Seputar Indonesia Timur – Terjadi baku tembak dalam bentrokan antar suku di daratan tinggi Papua Nugini. Bentrokan ini membuat puluhan orang jadi korban.
Melansir dari AFP, Senin (19/2/2024), dalam pernyataannya, Asisten Komisioner Kepolisian Papua Nugini, Samson Kua melaporkan puluhan jenazah ditemukan usai aksi penyergapan antarsuku.
Peristiwa ini sendiri terjadi pada Minggu (18/2) dini hari waktu setempat. Dilaporkan, bentrokan antarsuku itu terjadi di dekat kota Wabag. Yang hanya berjarak sekitar 600 kilometer sebelah barat laut ibu kota Port Moresby.
“Kami meyakini masih ada beberapa jenazah… di luar sana di semak-semak,” ujar Kua ketika berbicara pada AFP.

Selain itu, kepolisian setempat juga menerima beberapa foto dan video mengerikan yang diklaim diambil dari lokasi kejadian.
Foto serta video mengerikan tersebut memperlihatkan jenazah-jenazah dalam keadaan telanjang dan berlumuran darah tergeletak di pinggir jalanan. Ada juga jenazah yang ditumpuk di belakang truk bak terbuka.
Diduga bentrokan ini masih berkaitan dengan konflik yang terjadi antara suku Sikin, Ambulin dan Kaekin yang ada di dataran tinggi Papua Nugini.
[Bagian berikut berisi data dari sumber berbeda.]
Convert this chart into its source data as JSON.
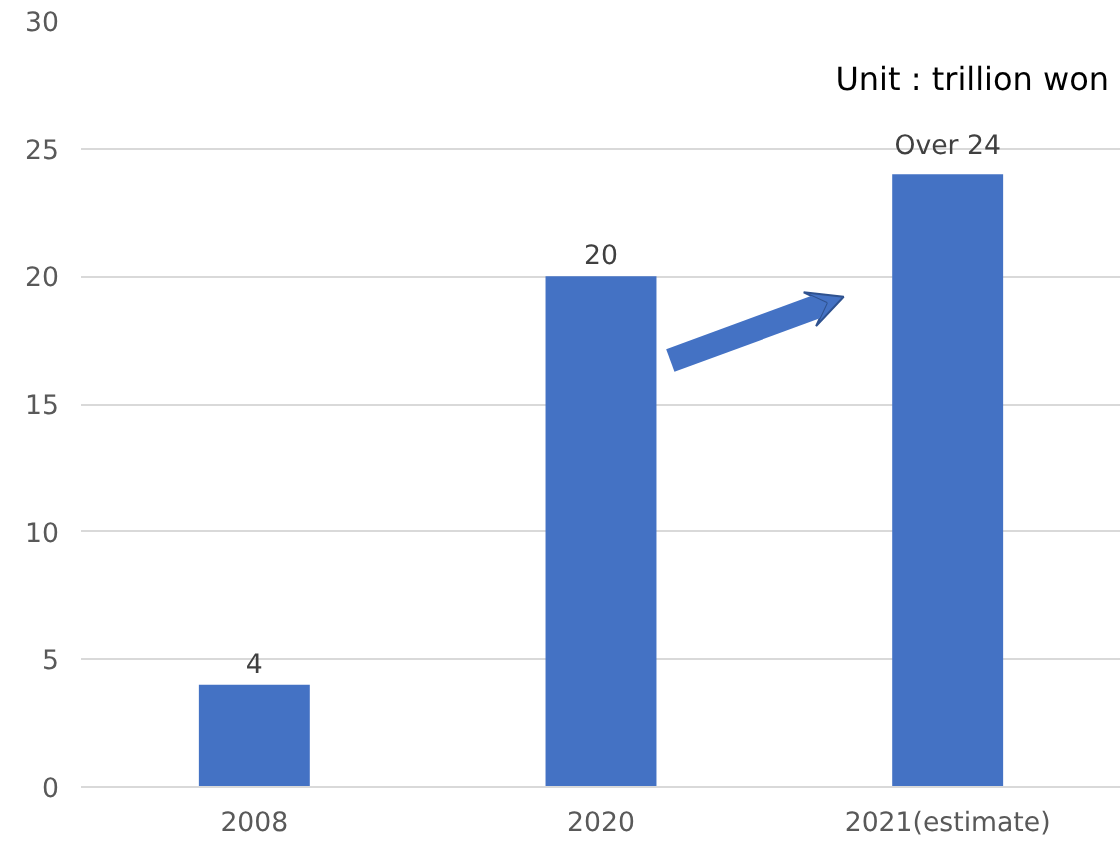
{
  "chart_data": {
    "type": "bar",
    "categories": [
      "2008",
      "2020",
      "2021(estimate)"
    ],
    "values": [
      4,
      20,
      24
    ],
    "value_labels": [
      "4",
      "20",
      "Over 24"
    ],
    "color": "#4472c4",
    "ylim": [
      0,
      30
    ],
    "yticks": [
      0,
      5,
      10,
      15,
      20,
      25,
      30
    ],
    "grid": "y",
    "annotations": [
      "Unit : trillion won"
    ]
  }
}
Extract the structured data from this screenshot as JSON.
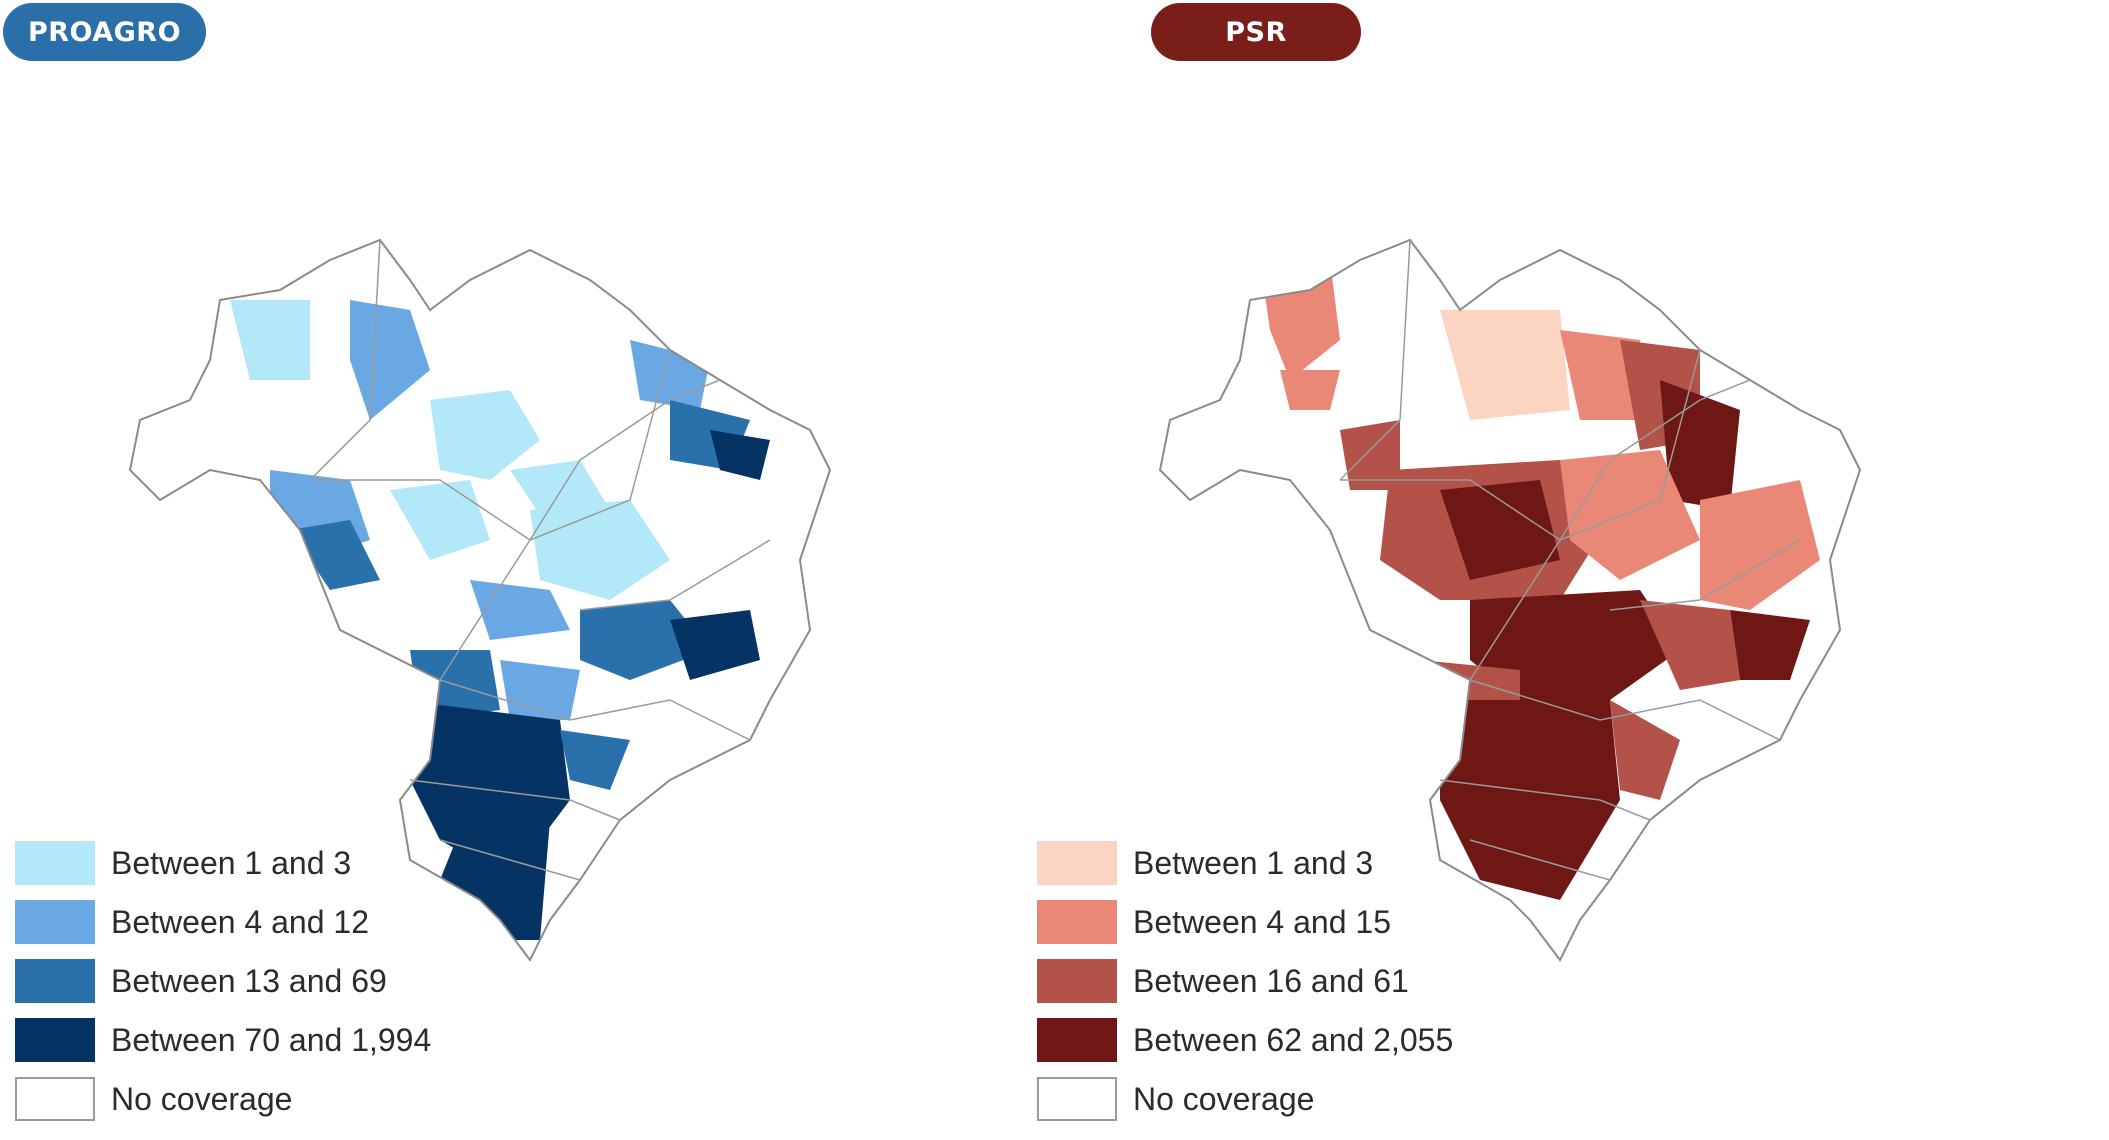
{
  "panels": [
    {
      "title": "PROAGRO",
      "title_color": "#2a6fa8",
      "legend": [
        {
          "label": "Between 1 and 3",
          "color": "#b3e8f9"
        },
        {
          "label": "Between 4 and 12",
          "color": "#6aa8e4"
        },
        {
          "label": "Between 13 and 69",
          "color": "#2a70ab"
        },
        {
          "label": "Between 70 and 1,994",
          "color": "#053363"
        },
        {
          "label": "No coverage",
          "color": "#ffffff"
        }
      ]
    },
    {
      "title": "PSR",
      "title_color": "#7a1e1a",
      "legend": [
        {
          "label": "Between 1 and 3",
          "color": "#fbd4c2"
        },
        {
          "label": "Between 4 and 15",
          "color": "#ea8878"
        },
        {
          "label": "Between 16 and 61",
          "color": "#b25248"
        },
        {
          "label": "Between 62 and 2,055",
          "color": "#6e1715"
        },
        {
          "label": "No coverage",
          "color": "#ffffff"
        }
      ]
    }
  ]
}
Diberitakan, klan-klan dataran tinggi itu saling berperang selama berabad-abad di Papua Nugini. Akan tetapi, masuknya pasokan senjata otomatis membuat bentrokan lebih mematikan dan semakin meningkatkan siklus kekerasan.
Kua, dalam pernyataannya menyebut para anggota kelompok suku yang terlibat bentrok memakai berbagai jenis persenjataan modern. Di mulai dari senapan SLR, Ak-47, M4, AR15 sampai M16, dan juga shotgun pump-action serta senjata api rakitan.
Pertempuran tersebut pun diyakini masih berlangsung di area-area pedesaan terpencil di dekat Wabag.

Sebagai informasi, dataran tinggi Papua Nugini sering menjadi lokasi bentrokan antarsuku, dengan pembunuhan massal yang terjadi beberapa tahun terakhir.
Sebenarnya, pemerintahan Port Moresby sudah berupaya untuk menekan, memediasi, memberikan amnesti dan mengerahkan strategi lainnya guna meredakan tindak kekerasan itu, tetapi tidak berhasil.
Militer Papua Nugini telah mengerahkan sekitar 100 tentaranya ke area tersebut, akan terapi peran mereka terbatas dan pasukan keamanan masih kalah jumlah dan persenjataan.
Seringkali, pembunuhan terjadi di komunitas-komunitas terpencil, dengan anggota-anggota suku melancarkan serangan atau penyergapan sebagai balas dendam atas serangan sebelumnya.
Warga-warga sipil, termasuk wanita hamil dan anak-anak, juga sudah menjadi target di masa lalu.
Seringkali, pembunuhan yang terjadi ini amat kejam, biasanya para korban dibacok dengan parang, dibakar, dimutilasi atau disiksa.
Secara pribadi, kepolisian setempat mengeluhkan bahwa mereka tidak mempunyai sumber daya yang cukup untuk menjalankan tugas pengamanan, sebab para personelnya dibayar sangat rendah sehingga senjata-senjata milik kepolisian berakhir di tangan para anggota suku yang berkonflik.
Pada Senin (19/2), oposisi dari pemerintahan Perdana Menteri (PM) James Marape menyerukan supaya lebih banyak polisi dikerahkan dan menuntut komisioner pasukan keamanan untuk mengundurkan diri.